Work done @ SERI-MATS.

This is the first in a short series of short posts about interpretability. In this post, I’m collecting some thoughts on why model agnostic interpretability is a worthwhile pursuit. I’ll assume that the reader is sympathetic to arguments for interpretability in general. If you’re not, maybe Neel can help.

Model agnostic interpretability methods are those which treat the model in question as a black box. They don’t require access to gradients or activations, and make no assumptions about the model’s architecture. The model inside could be a support vector machine; a deep neural network; a reinforcement learning agent; a set of water filled pipes; or a human in a box with a set of instructions: any system that produces some output in response to some input. This is in contrast to model specific interpretability methods, which either require access to the internal state of the model, or make assumptions about its architecture.

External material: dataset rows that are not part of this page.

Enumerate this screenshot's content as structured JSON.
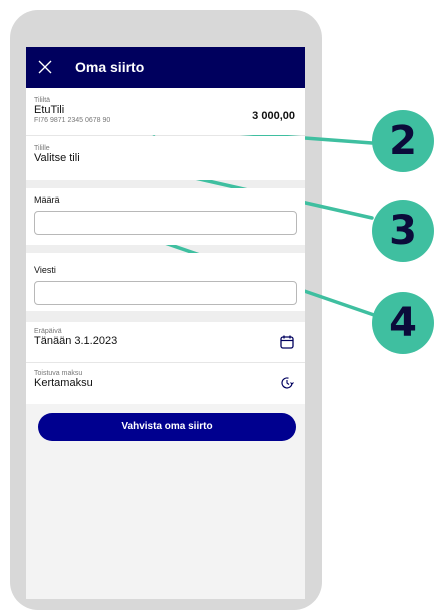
{
  "header": {
    "title": "Oma siirto",
    "close_icon": "close-icon"
  },
  "from_account": {
    "label": "Tililtä",
    "name": "EtuTili",
    "iban": "FI76 9871 2345 0678 90",
    "balance": "3 000,00"
  },
  "to_account": {
    "label": "Tilille",
    "value": "Valitse tili"
  },
  "amount": {
    "label": "Määrä",
    "value": ""
  },
  "message": {
    "label": "Viesti",
    "value": ""
  },
  "due_date": {
    "label": "Eräpäivä",
    "value": "Tänään 3.1.2023",
    "icon": "calendar-icon"
  },
  "recurring": {
    "label": "Toistuva maksu",
    "value": "Kertamaksu",
    "icon": "recurring-clock-icon"
  },
  "confirm_button": {
    "label": "Vahvista oma siirto"
  },
  "callouts": [
    "2",
    "3",
    "4"
  ],
  "colors": {
    "header": "#00005e",
    "button": "#00008f",
    "callout": "#3fbfa0"
  }
}
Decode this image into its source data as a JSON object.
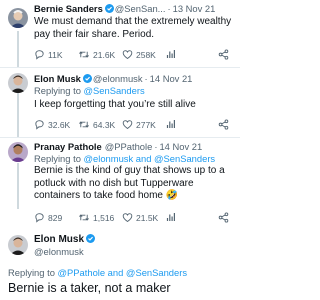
{
  "tweets": [
    {
      "name": "Bernie Sanders",
      "handle": "@SenSan...",
      "date": "13 Nov 21",
      "text": "We must demand that the extremely wealthy pay their fair share. Period.",
      "replies": "11K",
      "retweets": "21.6K",
      "likes": "258K"
    },
    {
      "name": "Elon Musk",
      "handle": "@elonmusk",
      "date": "14 Nov 21",
      "replying_to_prefix": "Replying to ",
      "replying_to": "@SenSanders",
      "text": "I keep forgetting that you’re still alive",
      "replies": "32.6K",
      "retweets": "64.3K",
      "likes": "277K"
    },
    {
      "name": "Pranay Pathole",
      "handle": "@PPathole",
      "date": "14 Nov 21",
      "replying_to_prefix": "Replying to ",
      "replying_to": "@elonmusk and @SenSanders",
      "text": "Bernie is the kind of guy that shows up to a potluck with no dish but Tupperware containers to take food home 🤣",
      "replies": "829",
      "retweets": "1,516",
      "likes": "21.5K"
    }
  ],
  "final_tweet": {
    "name": "Elon Musk",
    "handle": "@elonmusk",
    "replying_to_prefix": "Replying to ",
    "replying_to": "@PPathole and @SenSanders",
    "text": "Bernie is a taker, not a maker"
  },
  "separator": "·",
  "colors": {
    "accent": "#1d9bf0",
    "muted": "#536471",
    "text": "#0f1419"
  },
  "icons": [
    "verified-badge-icon",
    "reply-icon",
    "retweet-icon",
    "like-icon",
    "views-icon",
    "share-icon"
  ]
}
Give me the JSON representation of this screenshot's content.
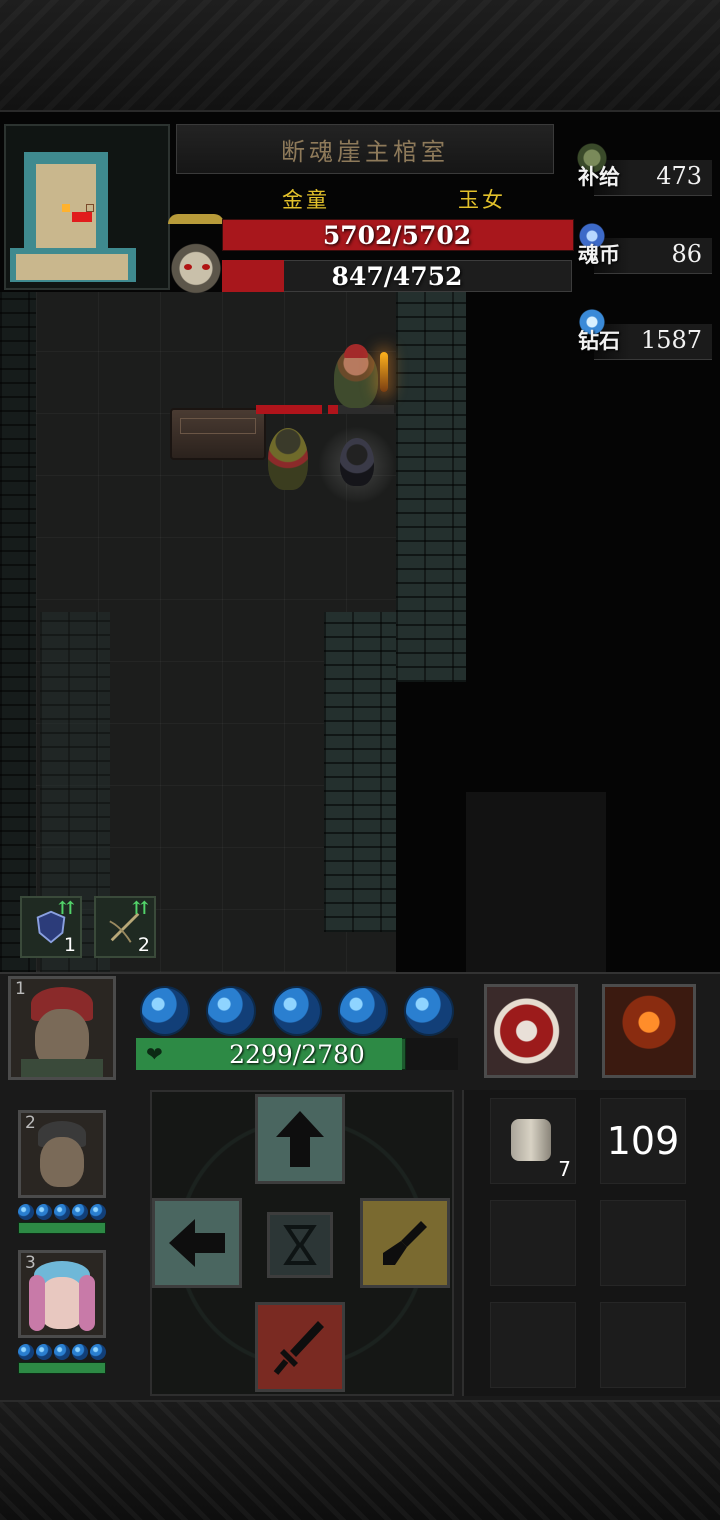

Model agnostic interpretability methods are entirely perturbation-based, meaning that they consist of various different ways of changing the input, and looking at how the output changes (what else is there to do?). It turns out that there are many ways to do this, and I will refer you to other excellent overviews rather than reiterating them here.

Here’s an example of perturbation-based saliency mapping, a model agnostic interpretability method. Parts of the input are iteratively perturbed, and the resulting changes in the logit for the class ‘dog’ are mapped to the location of those perturbations.

Some of these methods (like perturbation-based saliency mapping) work with any kind of data. You could perform the same kind of iterative perturbation upon time-series, or text, or tabular inputs, or RL environments in a pretty straightforward manner. Other methods (like feature visualisation) rely on a searchable input space, which makes them harder to apply to arbitrary input types (although I suspect not impossible – more on that in an upcoming post).

Model agnostic methods have some nice properties:

  • They are able to provide comparisons across different models with different architectures, with low engineering overhead.

  • They are able to capture gestalt, global phenomena in model behaviour, in a way that local circuits-style interpretability is not.

  • Most importantly, they are robust to paradigm shifts in model architecture.

This last property is the one I’m most interested in. What if the looming AGI that keeps us up at night is not GPT-X, but some other architecture that our current interpretability methods won’t transfer to? What if all the excellent people doing excellent interpretability work right now are building and learning things that will turn out to be irrelevant? Is this a legitimate concern?

Some questions:

1) How difficult is it to adapt model specific interpretability methods to arbitrary novel architectures? I plan to spend some research time on this in the near future. If it’s quite difficult, then working on model agnostic methods is important. My intuition is that adapting existing model specific interpretability methods is probably non-trivial, and that’s if we assume that the novel architecture is similar in kind: i.e. feed-forward neural networks trained using gradient descent.

2) How likely are we to see a paradigm shift in model architectures (that leads to AGI) large enough to break existing interpretability methods? (And, how long will we have before such a shift results in dangerous AGI? Will we have time to develop model specific interpretability methods for the new paradigm?) If this is likely (or, given the stakes, just possible), then working on model agnostic methods is important. I’m quite uncertain about this, and I expect opinions to differ widely, probably strongly correlated with timelines.

It seems to me that there is a moderately strong case to be made for allocating resources to this kind of work, if the answer to question one is ‘non-trivial’ and the answer to question two is at least ‘somewhat likely’. I think these are reasonable answers (and, no-one else seems to be doing model agnostic interpretability research) – so here I am.